There is a “can’t” that I believed. This one came from an outside source, not my parents. I was in 7th grade and enrolled in an art class as an elective in school. I remember the year going well. We sketched portraits of our classmates, learned calligraphy, and worked with watercolors.

In a lesson on contouring and shadowing, my assignment was to draw the rubber tree plant by the teacher’s office and near two large windows that let in a lot of natural light. I worked hard on that drawing. I felt proud of myself when I turned it in. By contrast, I felt crushed lower than the gravel parking lot outside the art building when I got it back.

The teacher had written in red on my precious drawing. “The shadowing on this is all over the place. You’ll never be any kind of an artist.”

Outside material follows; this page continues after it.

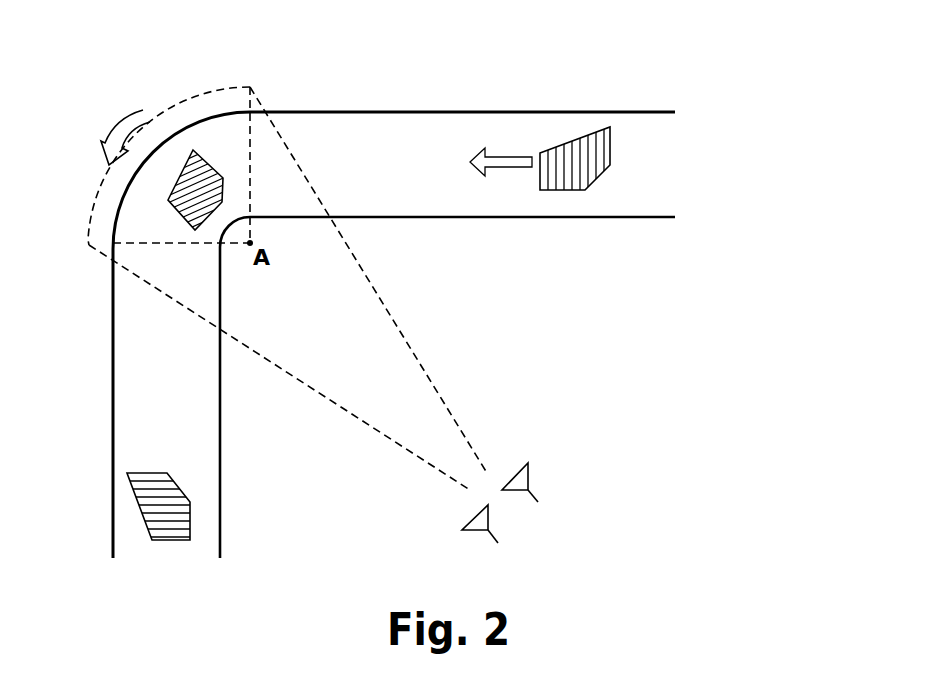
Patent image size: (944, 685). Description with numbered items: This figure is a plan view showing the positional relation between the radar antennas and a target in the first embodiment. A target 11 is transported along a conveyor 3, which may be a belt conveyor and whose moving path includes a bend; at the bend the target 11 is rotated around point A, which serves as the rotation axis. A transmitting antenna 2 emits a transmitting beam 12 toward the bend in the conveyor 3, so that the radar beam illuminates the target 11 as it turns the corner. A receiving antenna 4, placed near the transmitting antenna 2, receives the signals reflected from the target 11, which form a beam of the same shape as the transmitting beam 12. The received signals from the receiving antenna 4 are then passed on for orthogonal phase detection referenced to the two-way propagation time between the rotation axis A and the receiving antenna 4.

What I took from that was, “You can’t draw.” And I believed it. She was, after all, an artist of some note in the area. She knew what she was talking about. Right?

I thought so.

There is one more “can’t” that is an integral part of my daily life no matter what I do and regardless of whether or not I like it.

I can’t drive.

Currently, under state law, your eyesight can’t be worse than 20/50 with correction to drive.

Mine is 20/70. In my left eye. I have light perception only in the right.

As much as I would like to, it’s not safe for me to drive. You can imagine what that was like as a 16-year-old when all of my friends were getting their permits and licenses, though.

In spite of that, I try to live my life as “What is this ‘can’t’ anyway?”

I’m the only one who gets to decide that.